Omicron surge threatens Australia’s economic recovery Business & Economy

Australian businesses are grappling with workers getting sick or ordered to quarantine.

A surge in Omicron in Australia has caused staff shortages, disrupting supply chains and hampering economic recovery.

Australian businesses are grappling with a growing number of workers falling ill or being ordered into isolation because of close contact. But the virus has also kept customers away from the airline, entertainment and hospitality industries, which have been hit by multiple lockdowns over the past two years.

“Essentially [small businesses] Alexi Boyd, head of the Small Business Organizing Committee, told broadcaster ABC on Wednesday

Australian Daily infections hovered near records on Wednesday About 100,000 cases have been reported so far. With 42 new deaths registered, NSW reported its worst day in the pandemic with 21 deaths, although seven of those were deaths dating back to September, which were added after autopsies.

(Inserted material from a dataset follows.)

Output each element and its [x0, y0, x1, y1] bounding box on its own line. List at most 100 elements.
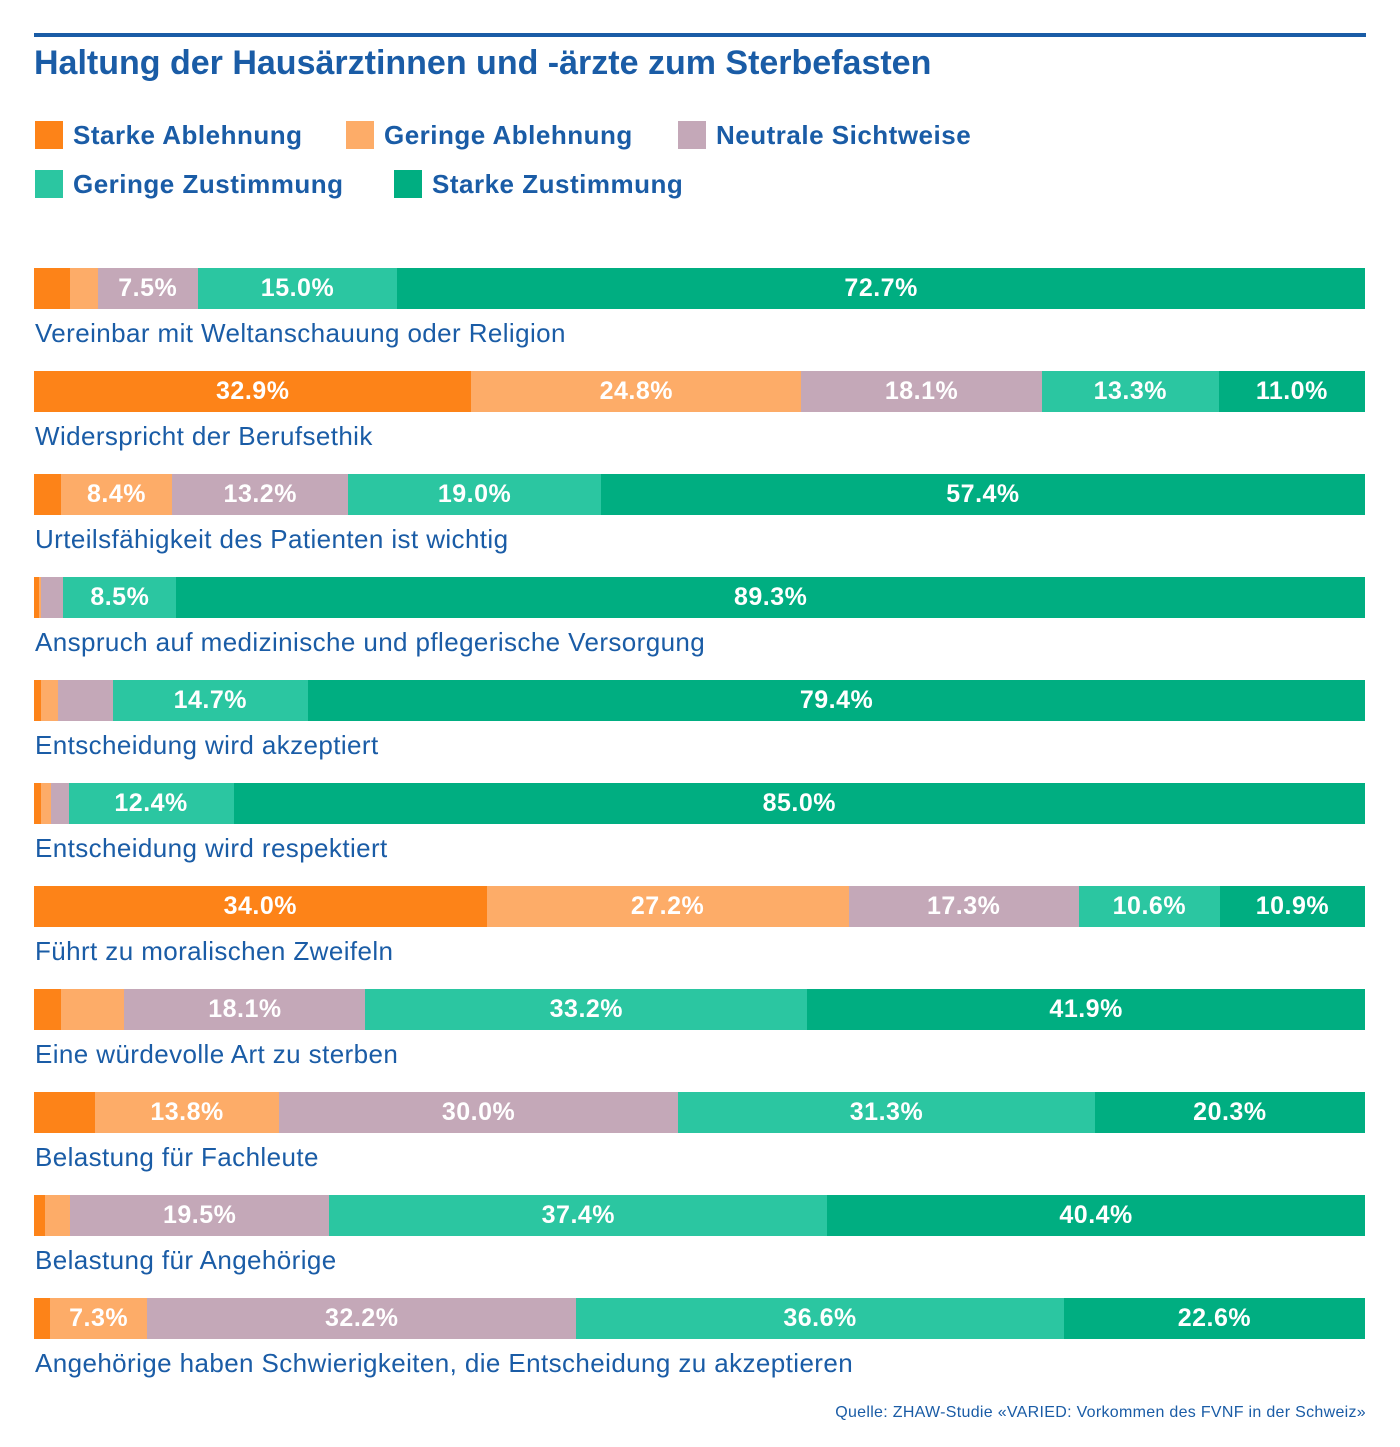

Labour shortages and caution about being in public dampened household spending, which in early January was similar to lockdown conditions in Australia’s largest cities Sydney and Melbourne, the Australia and New Zealand Banking Group said in a research note.

The economy had been recovering strongly ahead of the Omicron outbreak over the Christmas period. Employment levels rose much faster than expected in November as coronavirus lockdowns were lifted, and Retail sales also surged for the second month in a row.

Supermarket chain Coles Group has reintroduced purchase limits on toilet paper, some meat products and medicines amid pressure on its supply chain.

‘Absolute draw’

Prime Minister Scott Morrison has been critical of Omicron’s handling of the outbreak at the start of the election year, proposing to ease quarantine rules for asymptomatic workers ahead of a national cabinet meeting scheduled for Thursday.

The head of Melbourne’s Chapel Street Precinct, a local marketing agency representing about 2,200 business entities, said the controversy over tennis superstar Novak Djokovic “created the perfect score for Victorian Premiers Daniel Andrews and Morrison.” Heart”.

“[The Djokovic case] It means that there is not enough focus on the sheer number of small businesses,” managing director Chrissie Maus said.

An Australian court on Monday rejected the government’s decision to cancel Djokovic’s visa, citing issues with his medical exemption status, but he remains under threat of deportation.